When the profile passes through the shaping mold, it relies on vacuum adsorption to make the profile closely contact with the shaping mold. The cooling water takes away heat through the water holes and completes heat exchange with the profile to cool the profile, but the profile itself does not come into contact with water. . The wet setting part uses a immersion vacuum vortex water tank to cool and set the product to the maximum extent. Figures 2 and 3 are the final assembly drawings of the final mold and water tank respectively. [m] 3:3 Software Analysis
Flow2000 is an industrial application software developed by Compu Plast International Company specifically for the plastic extrusion industry. The system has 12 modules (including three-dimensional flow, extruder, profile die, profile cooling, etc.). The profile die system is now used to analyze the die design plan. The special-shaped profile die system is based on the finite element method for the design and analysis of arbitrary-shaped profile die heads and is suitable for PVC door and window frame profiles. The cross-section at the die exit (Figure 4) is now used for analysis. The analysis process is: ① Input. Save the cross-section diagram in dxf format and input it; ②Finite element division. Divide the cross-section into small units in the environment of editing geometry, and automatically generate a grid; ③ Calculation. Enter parameters such as material, equipment extrusion volume, and extrusion speed to perform calculations. The calculation results are shown in Figure 5. [m] 3.4 Determination of mold plan
As can be seen from Figure 5, due to the boundary effect, the flow rate of the material near the outer and inner walls of the mold cavity is slower, and the flow rate in the center part is faster. The material flow rate is also faster at the intersections and corners.

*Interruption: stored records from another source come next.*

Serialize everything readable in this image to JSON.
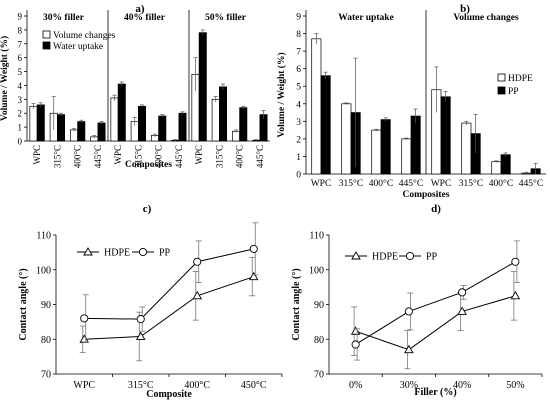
{
  "chart_data": [
    {
      "id": "a",
      "type": "bar",
      "panel_label": "a)",
      "ylabel": "Volume / Weight (%)",
      "xlabel": "Composites",
      "ylim": [
        0,
        9
      ],
      "yticks": [
        0,
        1,
        2,
        3,
        4,
        5,
        6,
        7,
        8,
        9
      ],
      "grid": false,
      "legend": {
        "position": "top-left",
        "entries": [
          "Volume changes",
          "Water uptake"
        ]
      },
      "groups": [
        {
          "label": "30% filler",
          "categories": [
            "WPC",
            "315°C",
            "400°C",
            "445°C"
          ]
        },
        {
          "label": "40% filler",
          "categories": [
            "WPC",
            "315°C",
            "400°C",
            "445°C"
          ]
        },
        {
          "label": "50% filler",
          "categories": [
            "WPC",
            "315°C",
            "400°C",
            "445°C"
          ]
        }
      ],
      "series": [
        {
          "name": "Volume changes",
          "color": "#ffffff",
          "values": [
            2.5,
            2.0,
            0.8,
            0.3,
            3.1,
            1.4,
            0.4,
            0.05,
            4.8,
            3.0,
            0.7,
            0.05
          ],
          "errors": [
            0.2,
            1.2,
            0.1,
            0.1,
            0.2,
            0.3,
            0.1,
            0.05,
            1.2,
            0.2,
            0.1,
            0.05
          ]
        },
        {
          "name": "Water uptake",
          "color": "#000000",
          "values": [
            2.6,
            1.9,
            1.4,
            1.3,
            4.1,
            2.5,
            1.8,
            2.0,
            7.8,
            3.9,
            2.4,
            1.9
          ],
          "errors": [
            0.15,
            0.1,
            0.1,
            0.1,
            0.15,
            0.1,
            0.1,
            0.1,
            0.2,
            0.2,
            0.1,
            0.3
          ]
        }
      ]
    },
    {
      "id": "b",
      "type": "bar",
      "panel_label": "b)",
      "ylabel": "Volume / Weight (%)",
      "xlabel": "Composites",
      "ylim": [
        0,
        9
      ],
      "yticks": [
        0,
        1,
        2,
        3,
        4,
        5,
        6,
        7,
        8,
        9
      ],
      "grid": false,
      "legend": {
        "position": "right",
        "entries": [
          "HDPE",
          "PP"
        ]
      },
      "groups": [
        {
          "label": "Water uptake",
          "categories": [
            "WPC",
            "315°C",
            "400°C",
            "445°C"
          ]
        },
        {
          "label": "Volume changes",
          "categories": [
            "WPC",
            "315°C",
            "400°C",
            "445°C"
          ]
        }
      ],
      "series": [
        {
          "name": "HDPE",
          "color": "#ffffff",
          "values": [
            7.7,
            4.0,
            2.5,
            2.0,
            4.8,
            2.9,
            0.7,
            0.05
          ],
          "errors": [
            0.3,
            0.05,
            0.05,
            0.05,
            1.3,
            0.1,
            0.05,
            0.05
          ]
        },
        {
          "name": "PP",
          "color": "#000000",
          "values": [
            5.6,
            3.5,
            3.1,
            3.3,
            4.4,
            2.3,
            1.1,
            0.3
          ],
          "errors": [
            0.2,
            3.1,
            0.1,
            0.4,
            0.3,
            1.1,
            0.1,
            0.3
          ]
        }
      ]
    },
    {
      "id": "c",
      "type": "line",
      "panel_label": "c)",
      "ylabel": "Contact angle (°)",
      "xlabel": "Composite",
      "categories": [
        "WPC",
        "315°C",
        "400°C",
        "450°C"
      ],
      "ylim": [
        70,
        110
      ],
      "yticks": [
        70,
        80,
        90,
        100,
        110
      ],
      "grid": false,
      "legend": {
        "position": "top-left",
        "entries": [
          "HDPE",
          "PP"
        ]
      },
      "series": [
        {
          "name": "HDPE",
          "marker": "triangle",
          "values": [
            80,
            80.8,
            92.5,
            98
          ],
          "errors": [
            3.8,
            7,
            7,
            5.5
          ]
        },
        {
          "name": "PP",
          "marker": "circle",
          "values": [
            86,
            85.8,
            102.3,
            106
          ],
          "errors": [
            6.8,
            3.5,
            6,
            7.5
          ]
        }
      ]
    },
    {
      "id": "d",
      "type": "line",
      "panel_label": "d)",
      "ylabel": "Contact angle (°)",
      "xlabel": "Filler (%)",
      "categories": [
        "0%",
        "30%",
        "40%",
        "50%"
      ],
      "ylim": [
        70,
        110
      ],
      "yticks": [
        70,
        80,
        90,
        100,
        110
      ],
      "grid": false,
      "legend": {
        "position": "top-left",
        "entries": [
          "HDPE",
          "PP"
        ]
      },
      "series": [
        {
          "name": "HDPE",
          "marker": "triangle",
          "values": [
            82.3,
            77,
            88,
            92.5
          ],
          "errors": [
            7,
            5.5,
            5.5,
            7
          ]
        },
        {
          "name": "PP",
          "marker": "circle",
          "values": [
            78.5,
            88,
            93.5,
            102.3
          ],
          "errors": [
            4.5,
            5.3,
            2,
            6
          ]
        }
      ]
    }
  ]
}
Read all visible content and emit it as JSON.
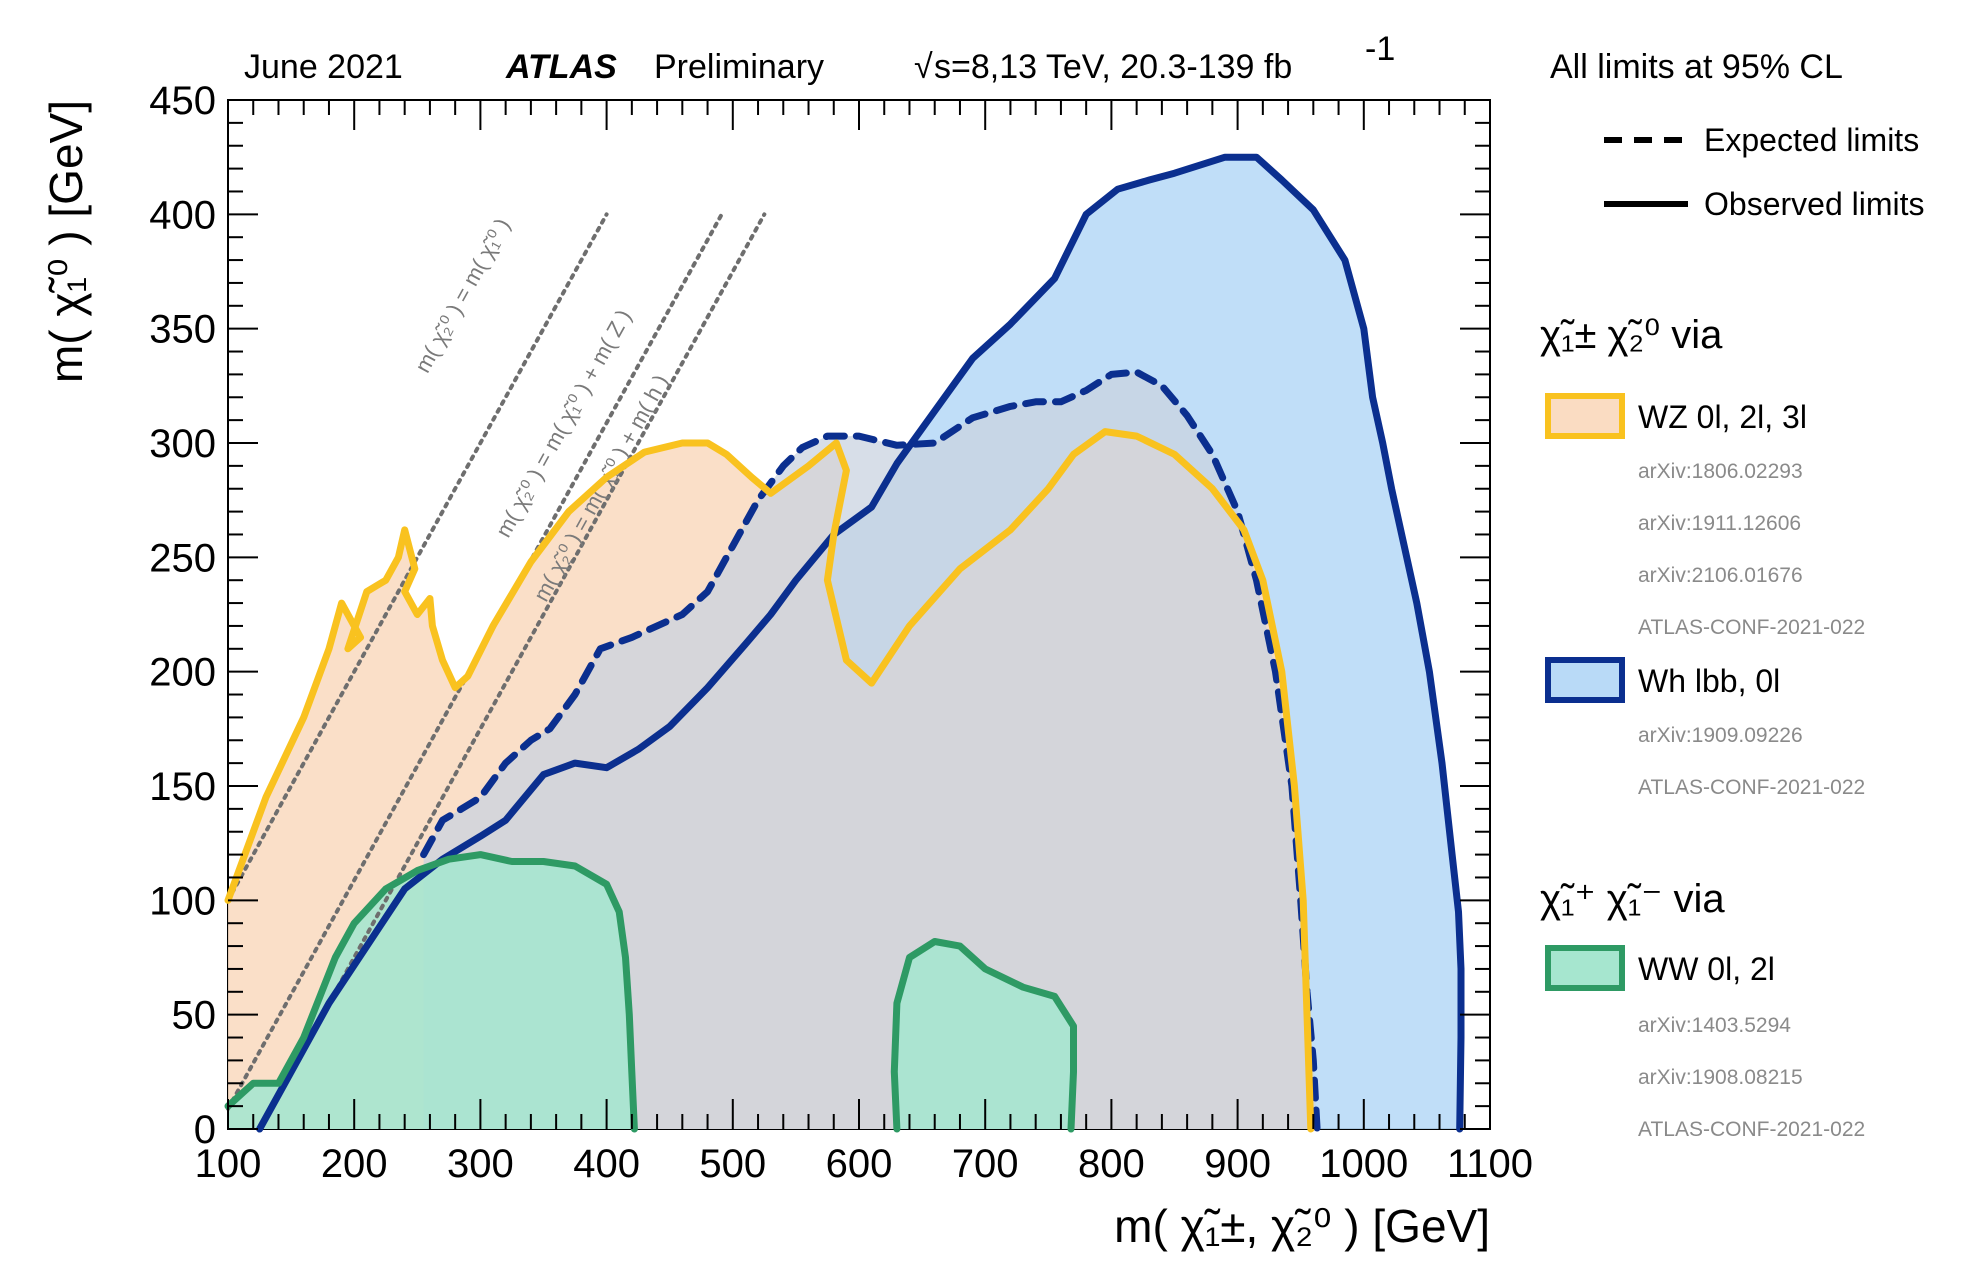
{
  "header": {
    "date": "June 2021",
    "experiment": "ATLAS",
    "status": "Preliminary",
    "sqrt_s": "s=8,13 TeV, 20.3-139 fb",
    "lumi_exp": "-1",
    "cl_note": "All limits at 95% CL"
  },
  "legend": {
    "expected_label": "Expected limits",
    "observed_label": "Observed limits",
    "groups": [
      {
        "title": "χ̃₁± χ̃₂⁰ via",
        "entries": [
          {
            "label": "WZ  0l, 2l, 3l",
            "refs": [
              "arXiv:1806.02293",
              "arXiv:1911.12606",
              "arXiv:2106.01676",
              "ATLAS-CONF-2021-022"
            ]
          },
          {
            "label": "Wh  lbb, 0l",
            "refs": [
              "arXiv:1909.09226",
              "ATLAS-CONF-2021-022"
            ]
          }
        ]
      },
      {
        "title": "χ̃₁⁺ χ̃₁⁻ via",
        "entries": [
          {
            "label": "WW  0l, 2l",
            "refs": [
              "arXiv:1403.5294",
              "arXiv:1908.08215",
              "ATLAS-CONF-2021-022"
            ]
          }
        ]
      }
    ]
  },
  "chart_data": {
    "type": "area",
    "xlabel": "m( χ̃₁±, χ̃₂⁰ ) [GeV]",
    "ylabel": "m( χ̃₁⁰ ) [GeV]",
    "xlim": [
      100,
      1100
    ],
    "ylim": [
      0,
      450
    ],
    "x_ticks": [
      100,
      200,
      300,
      400,
      500,
      600,
      700,
      800,
      900,
      1000,
      1100
    ],
    "y_ticks": [
      0,
      50,
      100,
      150,
      200,
      250,
      300,
      350,
      400,
      450
    ],
    "diagonal_labels": [
      "m( χ̃₂⁰ ) = m( χ̃₁⁰ )",
      "m( χ̃₂⁰ ) = m( χ̃₁⁰ ) + m( Z )",
      "m( χ̃₂⁰ ) = m( χ̃₁⁰ ) + m( h )"
    ],
    "colors": {
      "WZ_line": "#f9c21f",
      "WZ_fill": "#fadcc2",
      "Wh_line": "#0b2f8f",
      "Wh_fill": "#b9daf7",
      "WW_line": "#2e9a64",
      "WW_fill": "#a6e6cf",
      "overlap_fill": "#c9d3e0"
    },
    "series": [
      {
        "name": "Wh lbb, 0l (observed)",
        "style": "solid",
        "color": "#0b2f8f",
        "points": [
          [
            125,
            0
          ],
          [
            180,
            55
          ],
          [
            240,
            105
          ],
          [
            270,
            118
          ],
          [
            300,
            128
          ],
          [
            320,
            135
          ],
          [
            335,
            145
          ],
          [
            350,
            155
          ],
          [
            375,
            160
          ],
          [
            400,
            158
          ],
          [
            425,
            166
          ],
          [
            450,
            176
          ],
          [
            480,
            193
          ],
          [
            510,
            212
          ],
          [
            530,
            225
          ],
          [
            550,
            240
          ],
          [
            580,
            260
          ],
          [
            610,
            272
          ],
          [
            630,
            291
          ],
          [
            660,
            314
          ],
          [
            690,
            337
          ],
          [
            720,
            352
          ],
          [
            755,
            372
          ],
          [
            780,
            400
          ],
          [
            805,
            411
          ],
          [
            830,
            415
          ],
          [
            850,
            418
          ],
          [
            890,
            425
          ],
          [
            915,
            425
          ],
          [
            935,
            415
          ],
          [
            960,
            402
          ],
          [
            985,
            380
          ],
          [
            1000,
            350
          ],
          [
            1007,
            320
          ],
          [
            1015,
            300
          ],
          [
            1022,
            280
          ],
          [
            1032,
            255
          ],
          [
            1042,
            230
          ],
          [
            1052,
            200
          ],
          [
            1062,
            160
          ],
          [
            1070,
            120
          ],
          [
            1075,
            95
          ],
          [
            1077,
            70
          ],
          [
            1077,
            40
          ],
          [
            1076,
            0
          ]
        ]
      },
      {
        "name": "Wh lbb, 0l (expected)",
        "style": "dashed",
        "color": "#0b2f8f",
        "points": [
          [
            255,
            120
          ],
          [
            270,
            135
          ],
          [
            285,
            140
          ],
          [
            300,
            145
          ],
          [
            320,
            160
          ],
          [
            340,
            170
          ],
          [
            355,
            175
          ],
          [
            375,
            190
          ],
          [
            395,
            210
          ],
          [
            420,
            215
          ],
          [
            440,
            220
          ],
          [
            460,
            225
          ],
          [
            480,
            235
          ],
          [
            500,
            255
          ],
          [
            520,
            275
          ],
          [
            540,
            290
          ],
          [
            555,
            298
          ],
          [
            575,
            303
          ],
          [
            600,
            303
          ],
          [
            630,
            299
          ],
          [
            660,
            300
          ],
          [
            690,
            311
          ],
          [
            720,
            316
          ],
          [
            740,
            318
          ],
          [
            760,
            318
          ],
          [
            780,
            323
          ],
          [
            800,
            330
          ],
          [
            820,
            331
          ],
          [
            840,
            325
          ],
          [
            860,
            312
          ],
          [
            880,
            295
          ],
          [
            900,
            270
          ],
          [
            915,
            240
          ],
          [
            930,
            200
          ],
          [
            943,
            150
          ],
          [
            950,
            100
          ],
          [
            955,
            60
          ],
          [
            960,
            30
          ],
          [
            963,
            0
          ]
        ]
      },
      {
        "name": "WZ 0l, 2l, 3l (observed)",
        "style": "solid",
        "color": "#f9c21f",
        "points": [
          [
            100,
            100
          ],
          [
            130,
            145
          ],
          [
            160,
            180
          ],
          [
            180,
            210
          ],
          [
            190,
            230
          ],
          [
            205,
            215
          ],
          [
            195,
            210
          ],
          [
            210,
            235
          ],
          [
            225,
            240
          ],
          [
            235,
            250
          ],
          [
            240,
            262
          ],
          [
            248,
            245
          ],
          [
            240,
            235
          ],
          [
            250,
            225
          ],
          [
            260,
            232
          ],
          [
            262,
            220
          ],
          [
            270,
            205
          ],
          [
            280,
            193
          ],
          [
            290,
            198
          ],
          [
            310,
            220
          ],
          [
            340,
            248
          ],
          [
            370,
            270
          ],
          [
            400,
            285
          ],
          [
            430,
            296
          ],
          [
            460,
            300
          ],
          [
            480,
            300
          ],
          [
            495,
            295
          ],
          [
            515,
            285
          ],
          [
            530,
            278
          ],
          [
            560,
            290
          ],
          [
            582,
            300
          ],
          [
            590,
            288
          ],
          [
            580,
            260
          ],
          [
            575,
            240
          ],
          [
            590,
            205
          ],
          [
            610,
            195
          ],
          [
            640,
            220
          ],
          [
            680,
            245
          ],
          [
            720,
            262
          ],
          [
            750,
            280
          ],
          [
            770,
            295
          ],
          [
            795,
            305
          ],
          [
            820,
            303
          ],
          [
            850,
            295
          ],
          [
            880,
            280
          ],
          [
            905,
            262
          ],
          [
            920,
            240
          ],
          [
            935,
            200
          ],
          [
            945,
            150
          ],
          [
            952,
            100
          ],
          [
            955,
            50
          ],
          [
            958,
            0
          ]
        ]
      },
      {
        "name": "WW 0l, 2l (observed)",
        "style": "solid",
        "color": "#2e9a64",
        "points": [
          [
            100,
            10
          ],
          [
            120,
            20
          ],
          [
            140,
            20
          ],
          [
            160,
            40
          ],
          [
            185,
            75
          ],
          [
            200,
            90
          ],
          [
            225,
            105
          ],
          [
            250,
            113
          ],
          [
            275,
            118
          ],
          [
            300,
            120
          ],
          [
            325,
            117
          ],
          [
            350,
            117
          ],
          [
            375,
            115
          ],
          [
            400,
            107
          ],
          [
            410,
            95
          ],
          [
            415,
            75
          ],
          [
            418,
            50
          ],
          [
            420,
            25
          ],
          [
            422,
            0
          ]
        ]
      },
      {
        "name": "WW 0l, 2l (observed, high mass island)",
        "style": "solid",
        "color": "#2e9a64",
        "points": [
          [
            630,
            0
          ],
          [
            628,
            25
          ],
          [
            630,
            55
          ],
          [
            640,
            75
          ],
          [
            660,
            82
          ],
          [
            680,
            80
          ],
          [
            700,
            70
          ],
          [
            730,
            62
          ],
          [
            755,
            58
          ],
          [
            770,
            45
          ],
          [
            770,
            25
          ],
          [
            768,
            0
          ]
        ]
      }
    ]
  }
}
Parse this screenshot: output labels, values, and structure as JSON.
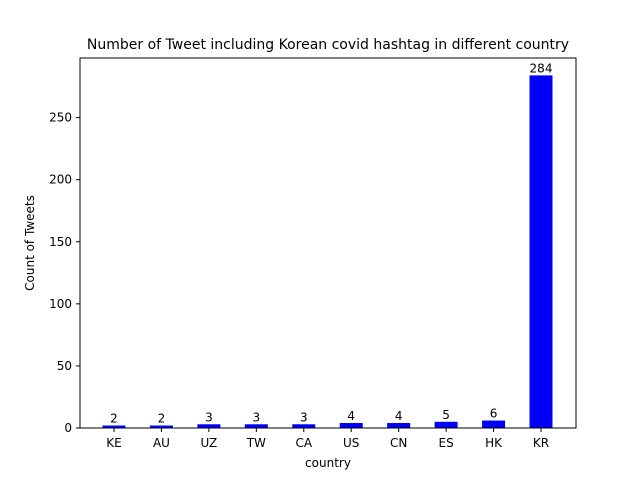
{
  "chart_data": {
    "type": "bar",
    "title": "Number of Tweet including Korean covid hashtag in different country",
    "xlabel": "country",
    "ylabel": "Count of Tweets",
    "categories": [
      "KE",
      "AU",
      "UZ",
      "TW",
      "CA",
      "US",
      "CN",
      "ES",
      "HK",
      "KR"
    ],
    "values": [
      2,
      2,
      3,
      3,
      3,
      4,
      4,
      5,
      6,
      284
    ],
    "data_labels": [
      "2",
      "2",
      "3",
      "3",
      "3",
      "4",
      "4",
      "5",
      "6",
      "284"
    ],
    "ylim": [
      0,
      298
    ],
    "yticks": [
      0,
      50,
      100,
      150,
      200,
      250
    ],
    "ytick_labels": [
      "0",
      "50",
      "100",
      "150",
      "200",
      "250"
    ],
    "bar_color": "#0000ff",
    "grid": false,
    "legend": "none"
  }
}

From the analysis results of Flow2000, the material flow is basically uniform with the original design plan, which can meet the extrusion requirements, and this plan is determined to be the final plan. If there are still defects in the product during the debugging process, they can be repaired during the debugging process.
4 Conclusion
Extrusion processing is one of the important molding methods of modified plastics. During the extrusion processing process, the performance of the processed object is inevitably involved. The performance of the processed materials not only plays a decisive role in the performance of the product, but also has a great impact on the extrusion quality and output. Therefore, studying the relationship between the properties of modified plastics and the extrusion process has important practical significance. The extrusion process of wood-plastic composite extrusion technology is very complex and has many influencing factors. The combined effects of process, formula and mold cause uncertainty among the variables. The key issues in wood-plastic composite extrusion technology are: ① raw material selection (such as wood powder varieties) and how to improve the interface bonding force between the plastic matrix and wood powder; ② molding equipment and molding process selection; ③ molding mold design. Wood-plastic composite extrusion technology is one of the most important development directions in the future. Its extrusion products have great market potential, but before the final production of window profiles, it still requires the hard work of many people.